Auch ihre Tochter Farideh Moradkhani sei bereits früher wegen ihrer Menschenrechtsaktivitäten mehrmals in Haft gewesen, schreibt Badri Hosseini Khamenei. Als ihre Pflicht sah sie an, mit ihrem Bruder darüber zu reden, was das Volk dachte, "doch er hörte nicht auf mich und ließ weiter unschuldige Menschen unterdrücken und umbringen". Deshalb habe sie den Kontakt zu ihm abgebrochen. Mitte der 1980er-Jahre flüchtete sie mit ihrer Familie in den Irak. Mittlerweile lebt sie wieder im Iran.

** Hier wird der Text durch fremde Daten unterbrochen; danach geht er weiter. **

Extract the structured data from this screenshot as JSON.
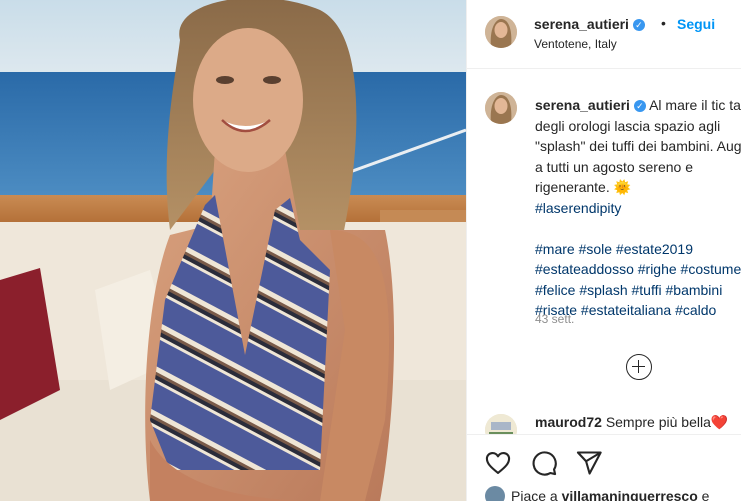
{
  "post": {
    "author": "serena_autieri",
    "verified": true,
    "follow_label": "Segui",
    "separator": "•",
    "location": "Ventotene, Italy"
  },
  "caption": {
    "author": "serena_autieri",
    "lines": [
      "Al mare il tic tac",
      "degli orologi lascia spazio agli",
      "\"splash\" dei tuffi dei bambini. Auguro",
      "a tutti un agosto sereno e",
      "rigenerante. 🌞",
      "#laserendipity",
      "",
      "#mare #sole #estate2019",
      "#estateaddosso #righe #costume",
      "#felice #splash #tuffi #bambini",
      "#risate #estateitaliana #caldo"
    ],
    "time": "43 sett."
  },
  "comment": {
    "author": "maurod72",
    "text": "Sempre più bella",
    "emoji": "❤️"
  },
  "actions": {
    "like_icon": "heart-icon",
    "comment_icon": "comment-icon",
    "share_icon": "share-icon"
  },
  "likes": {
    "prefix": "Piace a",
    "user": "villamaninguerresco",
    "suffix": "e"
  },
  "colors": {
    "link_blue": "#0095f6",
    "hashtag": "#00376b",
    "verified": "#3897f0",
    "muted": "#8e8e8e"
  }
}
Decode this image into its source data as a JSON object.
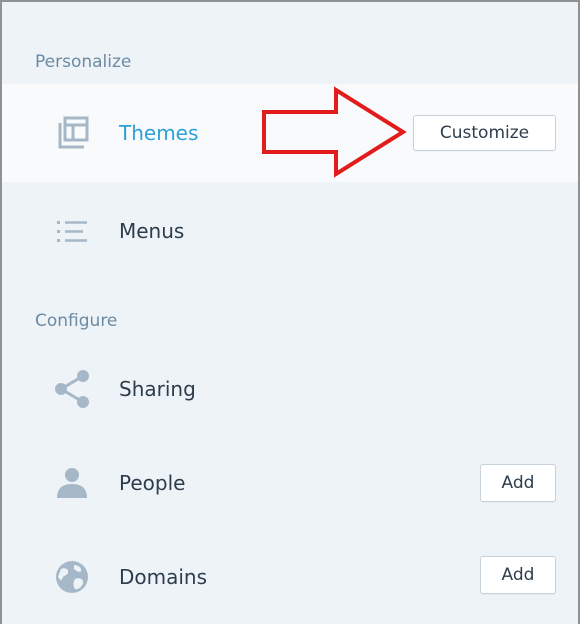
{
  "colors": {
    "accent": "#2ba1d6",
    "section_label": "#6b8aa3",
    "text": "#2d3d4c",
    "icon": "#a6b8c7",
    "arrow": "#e21b1b",
    "panel_bg": "#eef3f7"
  },
  "personalize": {
    "heading": "Personalize",
    "items": [
      {
        "label": "Themes",
        "icon": "themes-icon",
        "active": true,
        "button": "Customize"
      },
      {
        "label": "Menus",
        "icon": "menus-icon",
        "active": false
      }
    ]
  },
  "configure": {
    "heading": "Configure",
    "items": [
      {
        "label": "Sharing",
        "icon": "share-icon"
      },
      {
        "label": "People",
        "icon": "person-icon",
        "button": "Add"
      },
      {
        "label": "Domains",
        "icon": "globe-icon",
        "button": "Add"
      }
    ]
  }
}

Aufruf zur Waffenniederlegung

Angesichts der aktuellen Proteste hofft sie auf einen "Sieg des Volkes und einen Sturz der iranischen Tyrannei". Die iranischen Revolutionsgarde und die Söldner ihres Bruders fordert sie auf, die Waffen niederzulegen und sich dem Volk anzuschließen, bevor es zu spät sei.

In dem offenen Brief entschuldigt sie sich dafür, dass sie wegen einiger Gebrechen nicht an den Protesten teilnehmen könne. "Aber ich bin mit Herz und Seele beim Volk."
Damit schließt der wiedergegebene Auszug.